We've condensed all the information from our interviews into concise statements, now we need to organize them and start exploring how to communicate our findings for designers to get the most out of it. We'll start by exploring how our findings (theme statements) relate to each other by grouping similar themes together, then start to 'model' or sketch visual representations of the findings to illustrate how the groups are related to each other.

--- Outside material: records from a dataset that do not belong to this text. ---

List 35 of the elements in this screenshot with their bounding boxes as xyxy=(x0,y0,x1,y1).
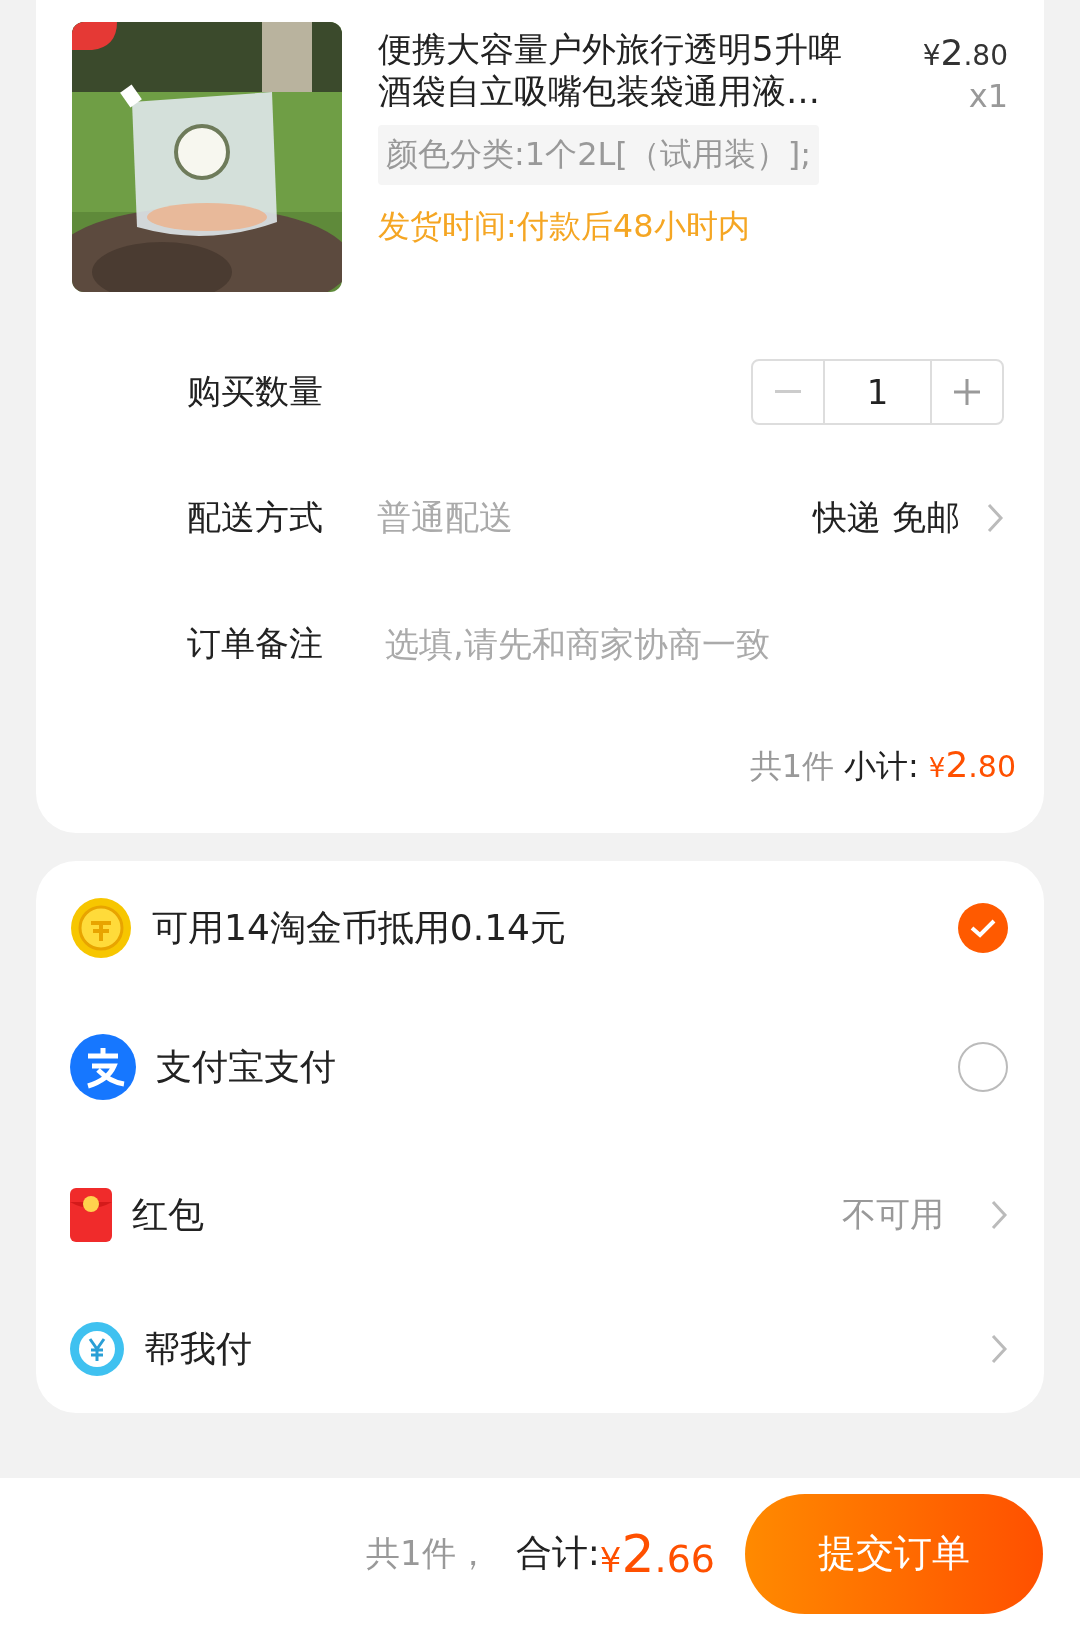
item-count: 共1件 xyxy=(749,746,835,787)
delivery-option[interactable]: 快递 免邮 xyxy=(813,495,960,541)
subtotal-amount: ¥2.80 xyxy=(928,744,1016,785)
payment-label: 可用14淘金币抵用0.14元 xyxy=(152,905,566,950)
minus-icon xyxy=(775,390,801,394)
payment-status: 不可用 xyxy=(842,1193,944,1236)
radio-button[interactable] xyxy=(958,903,1008,953)
yen-coin-icon xyxy=(70,1322,124,1376)
chevron-icon xyxy=(986,502,1004,534)
plus-button[interactable] xyxy=(930,359,1004,425)
delivery-label: 配送方式 xyxy=(187,496,324,539)
plus-icon xyxy=(954,379,980,405)
check-icon xyxy=(970,918,996,938)
product-count: x1 xyxy=(968,77,1008,115)
shipping-time: 发货时间:付款后48小时内 xyxy=(378,206,750,247)
total-amount: ¥2.66 xyxy=(599,1523,715,1584)
radio-button[interactable] xyxy=(958,1042,1008,1092)
payment-label: 红包 xyxy=(132,1192,204,1237)
alipay-icon xyxy=(70,1034,136,1100)
total-label: 合计: xyxy=(515,1531,600,1575)
delivery-method: 普通配送 xyxy=(377,496,513,539)
chevron-icon xyxy=(990,1333,1008,1365)
product-price: ¥2.80 xyxy=(922,32,1008,73)
product-title: 便携大容量户外旅行透明5升啤酒袋自立吸嘴包装袋通用液… xyxy=(378,28,843,113)
quantity-field[interactable]: 1 xyxy=(825,359,930,425)
coin-icon xyxy=(70,897,132,959)
chevron-icon xyxy=(990,1199,1008,1231)
payment-label: 帮我付 xyxy=(144,1326,252,1371)
note-label: 订单备注 xyxy=(187,622,324,665)
subtotal-label: 小计: xyxy=(844,746,919,787)
spec-tag: 颜色分类:1个2L[（试用装）]; xyxy=(378,125,820,185)
packet-icon xyxy=(70,1188,112,1242)
quantity-label: 购买数量 xyxy=(187,370,324,413)
payment-label: 支付宝支付 xyxy=(156,1044,336,1089)
total-count: 共1件， xyxy=(366,1531,490,1575)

- Due Today: Identify patterns and write theme statements // Due: 10/24
- Digitize affinity analysis activity: Download Homework Instructions // Due: 10/31
The data is organized, but there's a hell of a lot of it! Now we're going to start separating what's important from what isn't so we can prioritize it in a way that will allow us to focus on the things that are important to know when it's time to make design decisions. In other words, we are going to look at the organized data, use a method to determine what's important and summarize the ideas that say the same thing so that we have 30 summarized ideas instead of 600 redundant data points.
- W6 Lecture Presentation
- In Class Activity: Theming code worksheet (download) Theming answer sheet
- In Class Activity: Writing themes worksheet (download) Writing themes answer sheet
- Due Today: Code Notes: Download Homework Instructions // Due 10/17
- Finish identifying patterns and writing theme statements // Due: 10/24
We've collected all the data from the interviews, cleaned and digitized it. Now it's time to start the process of breaking it down into little bits and organizing it so that we can start making sense of it. In class we'll go over how to organize the data in a way that will allow us to start seeing the bigger picture when we move on to synthesis (the next step) next week.

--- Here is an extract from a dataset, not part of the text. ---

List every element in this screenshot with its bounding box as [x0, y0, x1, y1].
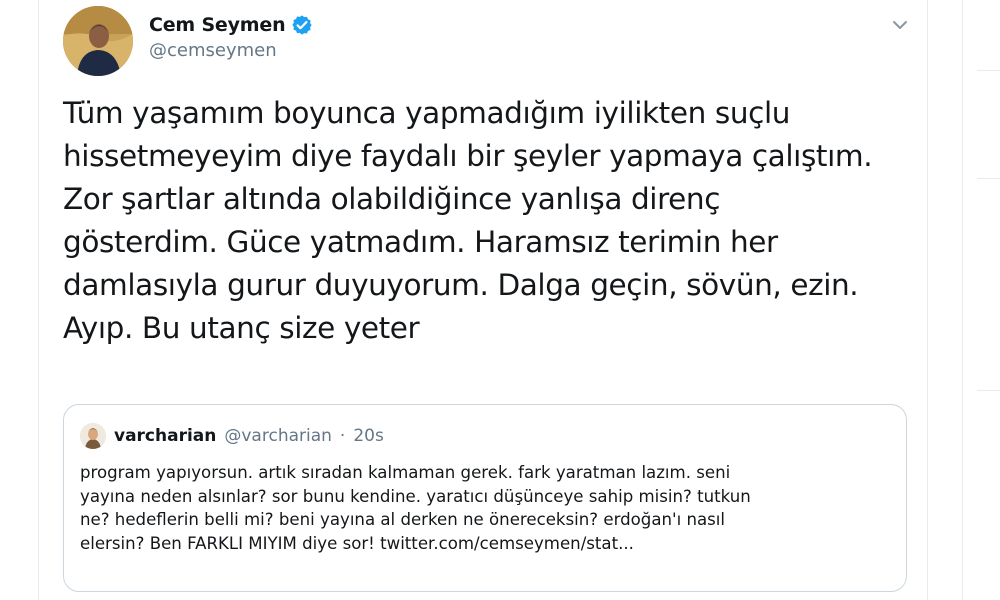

Side note... Out of all the steps in the research process, analysis is the most logical and probably most foreign to most designers (and design education curriculum). However if you stick to some basic principals it can be a straightforward process and will set you apart from all the other design students out there.
- Due Today: All interviews (3) finished with notes and audio cleaned and uploaded (will have time in class to clean/upload).
- Code Notes: Download Homework Instructions // Due 10/17
Asking the right questions and collecting good information from interviews is one of, if not the most difficult, yet important part of the research process. For this class period we'll have a discussion (no lecture) on how things went with interviews the past week, answer any questions you may have and give you feedback on how to improve so that your next interview(s) are even better.
We'll also go over how to take the data you collected from your interview(s) and organize it in a way that cleans it up and gets it ready to analyze.
- Due Today: Conduct interviews // Due: 10/3 (1 interview), 10/10 (remaining 2)
- Finish conducting interviews (remaining 2) // Due: 10/10
- Enter cleaned data // Due: 10/10
We've identified what questions our research will answer, we've created a plan (methodology) to collect/uncover those answers, now it's time to go out there and put our plan into action. We'll go over how to conduct interviews (note taking, moderating) and how to ensure the information we are collecting is good quality and most importantly will result in the answers to our key questions!
- W3 Lecture Presentation
- Nutritional Supplement Discussion Guide
- Vehicle Discussion Guide
- Note Taking Guide (Both Topics)
Methodology development is about taking the key questions of your research and figuring out how you are going to answer them. There are many different methods you can use to answer any given question, the trick is to figure out what are the most efficient, effective ways of getting to those answers.
Introduction to design research with an overview of what we will be doing this semester. We'll briefly touch on the first phase of the design research process establishing key questions and research goals.